Unos días antes de su muerte, Yersin agradece al almirante de agua dulce el envío de las efemérides. Es su última carta. «Me permitiré comunicarle los resultados de estas observaciones, en forma de diagrama, cuando haya reunido un número suficiente». Pronto cumplirá ochenta años. Sospecha que le están preparando a sus espaldas alguna ceremonia. Entre las observaciones con prismáticos, que realiza junto con su asistente Tran Quang Xe, traduce a los griegos. Su única publicación póstuma no será autobiográfica: es Jacotot quien escogerá uno de esos títulos posrimbaudianos que tanto les gustan a los pasteurianos: Diagramas de los niveles de las mareas anotados en Nha Trang, trazados a partir de los niveles observados por el Dr. Yersin delante de su casa en Nha Trang. Jacotot lo enviará al Bulletin de la Société des études indochinoises.
A medianoche, a las seis de la mañana y luego a las seis de la tarde, Yersin anota las observaciones y llena las columnas de su cuaderno, que está hoy en el pequeño museo de Nha Trang. Quizá se adormece. Se siente un poco entre brumas. Con frecuencia morir es muy doloroso. Lo ha visto en los hospitales. Siente que flota en el ruido de las olas. A bordo de una barca de pesca normanda o en un camarote de primera clase, todo cobre y madera barnizada, del Oxus, del Volga o del Saigon. Es la lenta subida de las aguas oscuras, como un murmullo. El agua salada chapotea en la desembocadura del río y se mezcla con el agua dulce. Siente somnolencia y una extraña tristeza que le inunda dulcemente, que sube como el mar. Quizá una frase de Pasteur: «Es principalmente mediante procesos de fermentación y de combustión lenta como se cumple esta ley natural de la disolución y del retorno al estado gaseoso de todo lo que ha estado vivo».
He ahí la explicación de tanta emanación de sueños. Los pescadores encienden sus lámparas y salen a mar abierto. Si alguno se hiere, le pondrán la vacuna contra el tétanos, la tienen en el frigorífico. Mañana habrá pescados relucientes sobre el hielo y camarones moviéndose en el fondo de las nasas. Las luces bailan sobre el mar o detrás de sus párpados.

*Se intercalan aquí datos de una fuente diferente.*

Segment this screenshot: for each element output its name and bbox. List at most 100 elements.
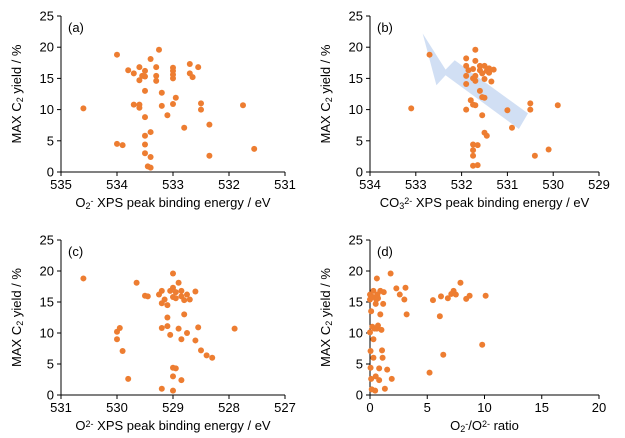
data-point	[184, 291, 190, 298]
data-point	[156, 46, 162, 53]
data-point	[426, 51, 433, 58]
x-tick-label: 527	[274, 400, 296, 415]
y-tick-label: 20	[40, 264, 54, 279]
data-point	[465, 67, 472, 74]
data-point	[370, 354, 377, 361]
data-point	[206, 121, 213, 128]
data-point	[545, 146, 552, 153]
data-point	[147, 129, 154, 136]
panel-b: 0 5 10 15 20 25 534 533 532 531 530 529 (b) CO32- XPS…	[318, 9, 610, 212]
y-tick-label: 0	[47, 165, 54, 180]
x-axis-label-part: O	[450, 418, 460, 433]
data-point	[164, 112, 171, 119]
data-point	[481, 62, 488, 69]
x-axis-label-part: -	[465, 419, 468, 429]
data-point	[479, 70, 486, 77]
data-point	[172, 289, 179, 296]
data-point	[203, 352, 210, 359]
data-point	[486, 69, 493, 76]
data-point	[388, 375, 395, 382]
x-tick-label: 531	[497, 177, 519, 192]
x-axis-label-part: XPS peak binding energy / eV	[94, 418, 271, 433]
data-point	[470, 66, 477, 73]
data-point	[531, 152, 538, 159]
data-point	[472, 77, 479, 84]
data-point	[198, 100, 204, 107]
y-axis-label-part: 2	[15, 321, 25, 326]
data-point	[172, 365, 179, 372]
y-tick-label: 15	[40, 295, 54, 310]
x-tick-label: 534	[359, 177, 381, 192]
data-point	[142, 67, 148, 74]
y-tick-label: 5	[47, 357, 54, 372]
y-axis-label-part: 2	[324, 321, 334, 326]
data-point	[195, 64, 202, 71]
data-point	[375, 322, 382, 329]
x-axis-label-part: 2-	[482, 419, 490, 429]
y-tick-label: 10	[40, 102, 54, 117]
x-axis-label-part: O	[75, 195, 85, 210]
x-axis-label: O2- XPS peak binding energy / eV	[75, 195, 271, 211]
data-point	[153, 72, 160, 79]
data-point	[192, 288, 199, 295]
data-point	[482, 292, 489, 299]
y-axis-label-part: yield / %	[318, 44, 333, 97]
data-point	[457, 279, 464, 286]
data-point	[429, 297, 436, 304]
data-point	[181, 311, 188, 318]
data-point	[470, 152, 477, 159]
data-point	[170, 284, 176, 291]
data-point	[130, 70, 137, 77]
y-tick-label: 0	[356, 165, 363, 180]
data-point	[387, 270, 394, 277]
data-point	[178, 377, 185, 384]
data-point	[142, 87, 148, 94]
data-point	[470, 162, 477, 169]
data-point	[554, 102, 561, 109]
data-point	[186, 296, 193, 303]
x-axis-label-part: ratio	[490, 418, 519, 433]
panel-label: (d)	[377, 244, 393, 259]
y-axis-label-part: yield / %	[318, 268, 333, 321]
data-point	[147, 164, 154, 171]
data-point	[178, 287, 185, 294]
data-point	[153, 77, 160, 84]
x-axis-label-part: -	[91, 196, 94, 206]
data-point	[476, 87, 483, 94]
y-tick-label: 5	[356, 357, 363, 372]
data-point	[80, 275, 87, 282]
data-point	[181, 297, 188, 304]
y-axis-label-part: MAX C	[9, 326, 24, 367]
data-point	[136, 104, 143, 111]
y-tick-label: 20	[349, 264, 363, 279]
data-point	[147, 56, 154, 63]
data-point	[426, 369, 433, 376]
data-point	[142, 150, 148, 157]
data-point	[172, 295, 179, 302]
data-point	[463, 72, 470, 79]
data-point	[401, 296, 408, 303]
data-point	[125, 375, 132, 382]
data-point	[375, 295, 382, 302]
y-axis-label: MAX C2 yield / %	[318, 268, 334, 367]
x-tick-label: 15	[535, 400, 549, 415]
x-tick-label: 20	[592, 400, 606, 415]
y-tick-label: 25	[40, 233, 54, 248]
x-axis-label: CO32- XPS peak binding energy / eV	[380, 195, 590, 211]
data-point	[198, 106, 204, 113]
data-point	[119, 347, 126, 354]
data-point	[175, 279, 182, 286]
y-tick-label: 10	[349, 326, 363, 341]
data-point	[463, 106, 470, 113]
y-tick-label: 0	[356, 388, 363, 403]
data-point	[170, 270, 176, 277]
data-point	[474, 142, 481, 149]
data-point	[384, 366, 391, 373]
data-point	[195, 324, 202, 331]
y-axis-label: MAX C2 yield / %	[9, 44, 25, 143]
y-tick-label: 0	[47, 388, 54, 403]
data-point	[377, 311, 384, 318]
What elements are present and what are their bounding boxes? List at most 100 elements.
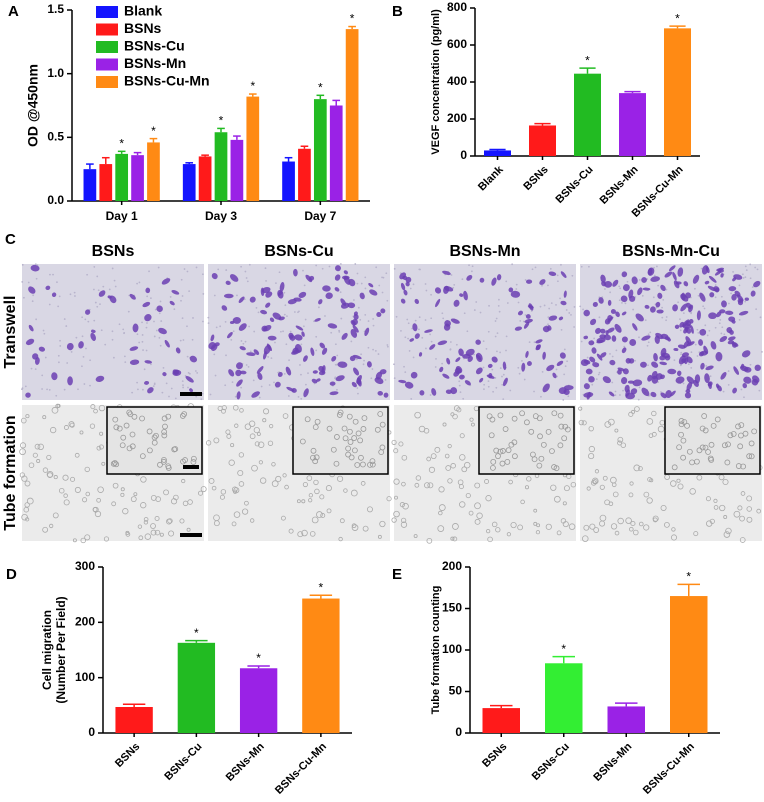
cell — [257, 372, 263, 380]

Tiene una nueva idea. Mañana comerá camarones o estará criando malvas. Se pregunta si hizo bien al pensar en aclimatar las malvas en Hon Ba. Su pensamiento es ahora un poco confuso, es una lenta inundación, el agua negra y el murmullo de la marea bajo la gran medalla blanca de la luna. La subida del agua alcanza los fusibles de su taller eléctrico. Tendría que apretar el interruptor, levantarse, abandonar la mecedora. Es imposible. Son los breves chispazos del cortocircuito. La explosión de una vena en el cerebro. Es la una de la mañana. La luz se ha apagado.